Le changement le plus notable concerne l’infrastructure d’hébergement. Historiquement cantonné aux serveurs de Microsoft, OpenAI est désormais autorisé à déployer ses modèles d’intelligence artificielle sur des clouds concurrents. Bien que Microsoft conserve un droit de regard (ou de premier refus) pour héberger les nouvelles charges de calcul sur son infrastructure Azure, cette suppression de l’exclusivité absolue permet à la start-up de concrétiser de nouveaux partenariats colossaux, à l’image du récent accord de 50 milliards de dollars signé avec Amazon Web Services (AWS) pour sa plateforme d’entreprise.
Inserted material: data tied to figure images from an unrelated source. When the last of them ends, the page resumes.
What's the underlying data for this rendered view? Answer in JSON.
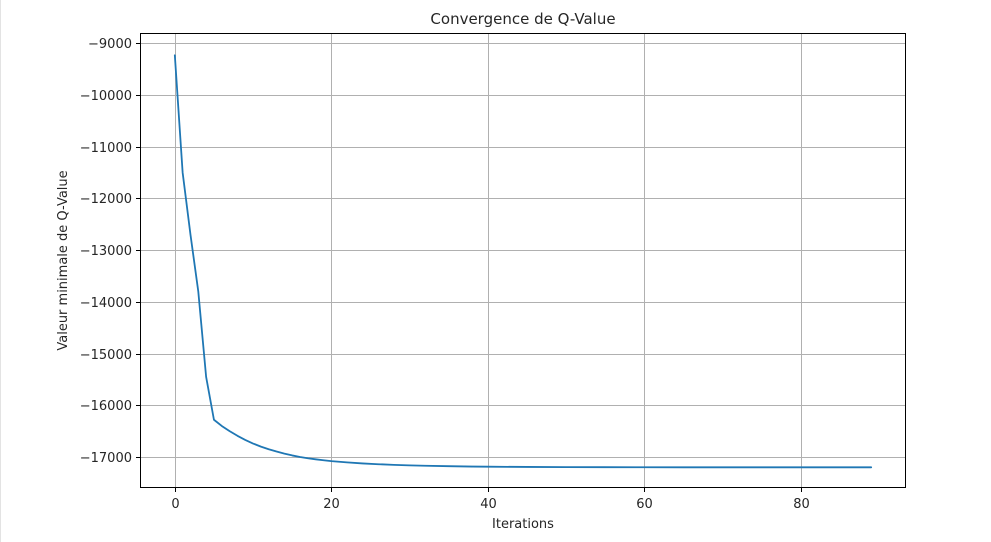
{
  "chart_data": {
    "type": "line",
    "title": "Convergence de Q-Value",
    "xlabel": "Iterations",
    "ylabel": "Valeur minimale de Q-Value",
    "xlim": [
      -4.45,
      93.45
    ],
    "ylim": [
      -17600,
      -8800
    ],
    "x_ticks": [
      0,
      20,
      40,
      60,
      80
    ],
    "x_tick_labels": [
      "0",
      "20",
      "40",
      "60",
      "80"
    ],
    "y_ticks": [
      -9000,
      -10000,
      -11000,
      -12000,
      -13000,
      -14000,
      -15000,
      -16000,
      -17000
    ],
    "y_tick_labels": [
      "−9000",
      "−10000",
      "−11000",
      "−12000",
      "−13000",
      "−14000",
      "−15000",
      "−16000",
      "−17000"
    ],
    "grid": true,
    "series": [
      {
        "color": "#1f77b4",
        "x": [
          0,
          1,
          2,
          3,
          4,
          5,
          6,
          7,
          8,
          9,
          10,
          11,
          12,
          13,
          14,
          15,
          16,
          17,
          18,
          19,
          20,
          22,
          24,
          26,
          28,
          30,
          32,
          35,
          38,
          40,
          45,
          50,
          55,
          60,
          65,
          70,
          75,
          80,
          85,
          89
        ],
        "values": [
          -9230,
          -11500,
          -12700,
          -13800,
          -15450,
          -16280,
          -16400,
          -16500,
          -16590,
          -16670,
          -16740,
          -16800,
          -16850,
          -16895,
          -16935,
          -16970,
          -17000,
          -17025,
          -17045,
          -17063,
          -17080,
          -17105,
          -17125,
          -17140,
          -17152,
          -17162,
          -17170,
          -17178,
          -17185,
          -17188,
          -17193,
          -17196,
          -17198,
          -17199,
          -17200,
          -17200,
          -17200,
          -17200,
          -17200,
          -17200
        ]
      }
    ]
  }
}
Des changements pour Microsoft et OpenAI
Cette indépendance opérationnelle s’accompagne d’une révision des accords financiers. Selon les termes dévoilés conjointement, Microsoft cessera de verser une part de ses revenus à OpenAI. Dans le sens inverse, la start-up dirigée par Sam Altman continuera de rétribuer Microsoft jusqu’en 2030 dans le cadre de leur accord de partage des revenus, mais ces paiements seront désormais plafonnés. De plus, ces versements sont désormais totalement déconnectés des futures avancées technologiques de l’entreprise.
L’accord clarifie également la très complexe question de l’intelligence artificielle générale. Si Microsoft conserve une licence non-exclusive sur la propriété intellectuelle des produits d’OpenAI jusqu’en 2032, les deux entreprises ont ajusté leurs clauses pour s’adapter à une approche plus flexible. Les paiements d’OpenAI envers Microsoft sont devenus indépendants du seuil de l’intelligence artificielle générale et Microsoft s’est d’ailleurs octroyé le droit de poursuivre le développement de sa propre intelligence artificielle générale de manière autonome.
Cette restructuration, qui survient après une levée de fonds de 110 milliards de dollars par OpenAI (impliquant Amazon, Nvidia et SoftBank), illustre une transition inévitable. Face à la surveillance croissante des autorités antitrust, l’industrie de la tech s’éloigne des partenariats exclusifs pour se baser un modèle multi-cloud, garantissant à OpenAI la flexibilité nécessaire à sa croissance tout en protégeant les investissements de Microsoft.